Yogyakarta (ANTARA News) - Perbedaan penetapan 1 Syawal 1432 Hijriyah tidak perlu dipermasalahkan, agar tidak menimbulkan pertentangan dan konflik di kalangan umat Islam, kata Ketua Umum Pimpinan Pusat Muhammadiyah Din Syamsudin.

"Perbedaan itu seyogianya disikapi dengan toleransi dan saling menghargai, karena penetapan awal Syawal didasari oleh keyakinan keagamaan masing-masing," katanya usai shalat Idul Fitri 1432 Hijriyah di Alun-alun Utara Yogyakarta, Selasa.

Muhammadiyah menetapkan 1 Syawal 1432 Hijriyah jatuh pada Selasa (30/8), sedangkan pemerintah menetapkan Hari Raya Idul Fitri itu jatuh pada Rabu (31/8).
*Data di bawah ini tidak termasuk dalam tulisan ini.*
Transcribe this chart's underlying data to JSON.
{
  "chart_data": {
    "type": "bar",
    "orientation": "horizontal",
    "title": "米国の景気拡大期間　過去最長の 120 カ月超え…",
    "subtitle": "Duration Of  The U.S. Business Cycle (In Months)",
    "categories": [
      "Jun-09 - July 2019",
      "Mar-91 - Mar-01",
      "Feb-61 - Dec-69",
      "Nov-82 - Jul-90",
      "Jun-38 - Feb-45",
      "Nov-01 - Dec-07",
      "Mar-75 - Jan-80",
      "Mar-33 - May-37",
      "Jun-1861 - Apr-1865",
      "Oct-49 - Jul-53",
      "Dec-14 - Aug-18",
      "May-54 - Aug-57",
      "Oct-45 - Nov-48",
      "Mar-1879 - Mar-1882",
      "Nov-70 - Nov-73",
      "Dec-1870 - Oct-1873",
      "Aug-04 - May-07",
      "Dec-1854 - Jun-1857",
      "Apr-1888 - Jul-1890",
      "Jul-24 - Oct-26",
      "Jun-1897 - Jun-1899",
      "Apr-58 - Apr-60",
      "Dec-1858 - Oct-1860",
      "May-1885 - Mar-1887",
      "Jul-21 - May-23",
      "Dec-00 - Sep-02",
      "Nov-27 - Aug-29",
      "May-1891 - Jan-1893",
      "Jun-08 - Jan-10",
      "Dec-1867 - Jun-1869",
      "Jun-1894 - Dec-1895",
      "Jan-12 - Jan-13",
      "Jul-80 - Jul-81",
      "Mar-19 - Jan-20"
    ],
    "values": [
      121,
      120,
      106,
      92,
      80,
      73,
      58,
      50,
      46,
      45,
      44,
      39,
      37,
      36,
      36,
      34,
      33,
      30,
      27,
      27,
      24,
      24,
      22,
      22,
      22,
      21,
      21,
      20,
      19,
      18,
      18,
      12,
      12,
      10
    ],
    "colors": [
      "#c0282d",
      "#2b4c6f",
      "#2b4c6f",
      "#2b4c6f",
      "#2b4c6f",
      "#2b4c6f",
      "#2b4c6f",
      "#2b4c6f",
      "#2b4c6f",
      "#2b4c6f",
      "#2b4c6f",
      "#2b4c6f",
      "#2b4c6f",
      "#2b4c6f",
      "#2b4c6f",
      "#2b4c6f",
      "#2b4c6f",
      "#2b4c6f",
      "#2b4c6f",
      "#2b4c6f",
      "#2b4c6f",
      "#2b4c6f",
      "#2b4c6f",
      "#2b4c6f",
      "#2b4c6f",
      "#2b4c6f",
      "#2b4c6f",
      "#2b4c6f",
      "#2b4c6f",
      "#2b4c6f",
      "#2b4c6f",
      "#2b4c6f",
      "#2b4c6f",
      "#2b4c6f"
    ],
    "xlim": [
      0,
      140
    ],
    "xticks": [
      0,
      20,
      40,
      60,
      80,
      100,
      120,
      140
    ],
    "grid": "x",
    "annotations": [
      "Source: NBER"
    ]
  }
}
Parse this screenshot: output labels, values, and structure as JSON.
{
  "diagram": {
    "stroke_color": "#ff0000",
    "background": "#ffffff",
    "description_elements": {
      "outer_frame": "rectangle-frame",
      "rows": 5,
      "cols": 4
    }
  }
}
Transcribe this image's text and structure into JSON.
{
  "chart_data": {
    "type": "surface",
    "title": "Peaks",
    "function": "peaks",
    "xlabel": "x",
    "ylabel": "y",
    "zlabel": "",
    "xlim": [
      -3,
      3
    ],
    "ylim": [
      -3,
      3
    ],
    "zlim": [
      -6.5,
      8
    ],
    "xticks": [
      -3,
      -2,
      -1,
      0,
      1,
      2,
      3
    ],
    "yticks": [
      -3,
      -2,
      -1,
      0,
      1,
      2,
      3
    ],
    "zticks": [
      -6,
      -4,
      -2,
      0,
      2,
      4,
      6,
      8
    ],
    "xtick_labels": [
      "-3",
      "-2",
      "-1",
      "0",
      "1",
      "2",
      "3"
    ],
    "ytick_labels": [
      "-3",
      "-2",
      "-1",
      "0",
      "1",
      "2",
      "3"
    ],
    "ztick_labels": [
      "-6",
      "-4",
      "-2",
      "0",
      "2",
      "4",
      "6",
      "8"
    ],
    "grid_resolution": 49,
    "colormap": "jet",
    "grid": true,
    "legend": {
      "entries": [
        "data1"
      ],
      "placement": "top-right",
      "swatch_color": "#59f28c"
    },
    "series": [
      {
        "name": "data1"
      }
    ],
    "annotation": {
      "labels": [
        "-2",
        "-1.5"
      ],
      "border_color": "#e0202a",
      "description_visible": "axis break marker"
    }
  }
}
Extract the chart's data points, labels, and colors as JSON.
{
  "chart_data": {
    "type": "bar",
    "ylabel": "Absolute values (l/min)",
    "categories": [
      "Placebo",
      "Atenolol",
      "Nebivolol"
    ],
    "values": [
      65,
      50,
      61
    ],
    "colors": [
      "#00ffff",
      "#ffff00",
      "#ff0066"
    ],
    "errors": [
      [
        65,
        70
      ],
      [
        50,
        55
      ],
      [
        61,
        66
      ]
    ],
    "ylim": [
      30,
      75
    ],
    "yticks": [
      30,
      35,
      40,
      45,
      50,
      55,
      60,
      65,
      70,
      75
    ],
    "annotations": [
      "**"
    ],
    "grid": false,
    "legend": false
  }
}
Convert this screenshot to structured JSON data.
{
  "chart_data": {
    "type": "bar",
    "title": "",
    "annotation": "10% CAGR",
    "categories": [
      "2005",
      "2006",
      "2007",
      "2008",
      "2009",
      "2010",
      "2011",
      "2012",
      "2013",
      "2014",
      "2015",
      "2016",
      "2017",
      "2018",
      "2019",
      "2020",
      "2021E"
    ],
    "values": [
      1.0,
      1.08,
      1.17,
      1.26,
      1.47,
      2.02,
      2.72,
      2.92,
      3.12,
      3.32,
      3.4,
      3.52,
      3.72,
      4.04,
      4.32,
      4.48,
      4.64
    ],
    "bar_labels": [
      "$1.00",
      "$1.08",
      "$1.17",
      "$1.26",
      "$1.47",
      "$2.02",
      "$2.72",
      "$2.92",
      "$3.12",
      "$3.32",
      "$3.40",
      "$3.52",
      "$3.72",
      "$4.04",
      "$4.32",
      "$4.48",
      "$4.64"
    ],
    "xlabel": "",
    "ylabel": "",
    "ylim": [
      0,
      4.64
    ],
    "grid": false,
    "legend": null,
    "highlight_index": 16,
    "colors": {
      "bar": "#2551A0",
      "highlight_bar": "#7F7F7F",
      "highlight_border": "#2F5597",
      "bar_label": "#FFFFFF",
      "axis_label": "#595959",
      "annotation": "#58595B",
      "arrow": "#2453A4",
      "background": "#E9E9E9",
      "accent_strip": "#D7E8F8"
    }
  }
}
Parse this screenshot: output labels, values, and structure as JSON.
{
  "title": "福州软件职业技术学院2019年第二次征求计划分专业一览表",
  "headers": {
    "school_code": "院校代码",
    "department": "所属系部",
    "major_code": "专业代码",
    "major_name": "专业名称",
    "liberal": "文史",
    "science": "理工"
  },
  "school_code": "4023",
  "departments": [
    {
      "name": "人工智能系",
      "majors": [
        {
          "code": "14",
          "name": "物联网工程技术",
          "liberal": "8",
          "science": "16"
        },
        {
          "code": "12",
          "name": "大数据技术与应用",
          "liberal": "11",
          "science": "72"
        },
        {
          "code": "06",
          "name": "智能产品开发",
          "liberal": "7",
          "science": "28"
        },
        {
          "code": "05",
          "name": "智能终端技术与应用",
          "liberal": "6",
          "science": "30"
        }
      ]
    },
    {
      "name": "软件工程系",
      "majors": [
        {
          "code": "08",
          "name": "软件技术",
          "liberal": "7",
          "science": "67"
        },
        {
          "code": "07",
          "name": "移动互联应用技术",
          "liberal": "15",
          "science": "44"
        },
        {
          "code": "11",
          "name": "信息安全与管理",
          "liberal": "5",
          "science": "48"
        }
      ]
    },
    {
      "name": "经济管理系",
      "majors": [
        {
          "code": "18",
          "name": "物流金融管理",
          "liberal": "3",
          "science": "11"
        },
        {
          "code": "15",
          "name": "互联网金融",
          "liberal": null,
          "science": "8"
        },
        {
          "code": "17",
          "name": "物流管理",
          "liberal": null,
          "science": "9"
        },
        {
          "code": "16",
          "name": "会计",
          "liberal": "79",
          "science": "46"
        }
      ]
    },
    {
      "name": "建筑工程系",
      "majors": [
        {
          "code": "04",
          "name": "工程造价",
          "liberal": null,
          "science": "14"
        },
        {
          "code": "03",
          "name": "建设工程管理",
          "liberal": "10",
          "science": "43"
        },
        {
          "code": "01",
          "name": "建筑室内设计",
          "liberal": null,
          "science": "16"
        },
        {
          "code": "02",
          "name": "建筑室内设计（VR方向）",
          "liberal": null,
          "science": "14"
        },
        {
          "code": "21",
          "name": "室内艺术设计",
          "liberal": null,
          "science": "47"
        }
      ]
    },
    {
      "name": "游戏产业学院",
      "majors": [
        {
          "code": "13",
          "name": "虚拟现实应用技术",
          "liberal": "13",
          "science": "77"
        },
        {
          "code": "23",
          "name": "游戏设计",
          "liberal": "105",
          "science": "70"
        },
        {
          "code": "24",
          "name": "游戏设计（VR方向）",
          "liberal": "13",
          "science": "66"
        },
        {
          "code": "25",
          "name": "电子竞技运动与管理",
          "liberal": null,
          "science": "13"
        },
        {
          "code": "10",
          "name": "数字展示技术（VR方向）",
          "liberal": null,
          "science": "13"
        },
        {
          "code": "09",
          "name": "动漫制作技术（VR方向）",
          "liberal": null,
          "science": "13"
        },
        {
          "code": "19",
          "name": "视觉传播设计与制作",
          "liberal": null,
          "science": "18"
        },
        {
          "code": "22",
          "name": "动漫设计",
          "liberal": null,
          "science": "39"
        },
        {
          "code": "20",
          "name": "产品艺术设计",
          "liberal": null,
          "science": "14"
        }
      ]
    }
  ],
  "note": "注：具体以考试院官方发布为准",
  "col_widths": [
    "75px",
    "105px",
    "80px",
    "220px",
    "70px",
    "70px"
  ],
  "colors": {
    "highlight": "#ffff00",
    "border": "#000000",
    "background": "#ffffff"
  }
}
Menurut dia, dalam Islam perbedaan itu diakui selama berdasarkan dalil keagamaan yang kuat dan dapat dipertanggungjawabkan. Oleh karena itu, perbedaan penetapan 1 Syawal 1432 Hijriyah tidak perlu diperdebatkan dan dibesar-besarkan.

"Keputusan Muhammadiyah menetapkan 1 Syawal 1432 Hijriyah itu bukan mengada-ada, tetapi berdasarkan keyakinan keagamaan. Muhammadiyah menetapkan 1 Syawal jatuh pada Selasa (30/8), karena ijtima atau konjungsi matahari, bulan, dan bumi sudah terjadi pada Senin (29/8)," katanya.

Menurut dia, negara tetangga seperti Malaysia dan Singapura serta negara-negara di Timur Tengah juga melaksanakan shalat Idul Fitri 1432 Hijriyah pada Selasa (30/8).

"Meskipun terjadi perbedaan dalam penetapan awal Syawal, kita harus tetap menjaga ukhuwah Islamiyah dan meningkatkan silaturahmi. Perbedaan awal Syawal tidak hanya terjadi pada tahun ini, tetapi juga pada beberapa tahun lalu," katanya.

Ia mengatakan, pemerintah diharapkan dapat mengayomi seluruh elemen masyarakat terkait dengan perbedaan penetapan 1 Syawal tersebut.

"Hal itu sesuai dengan pasal 29 UUD 1945 yang menyatakan pemerintah menjamin kebebasan beragama bagi setiap warga negara," katanya.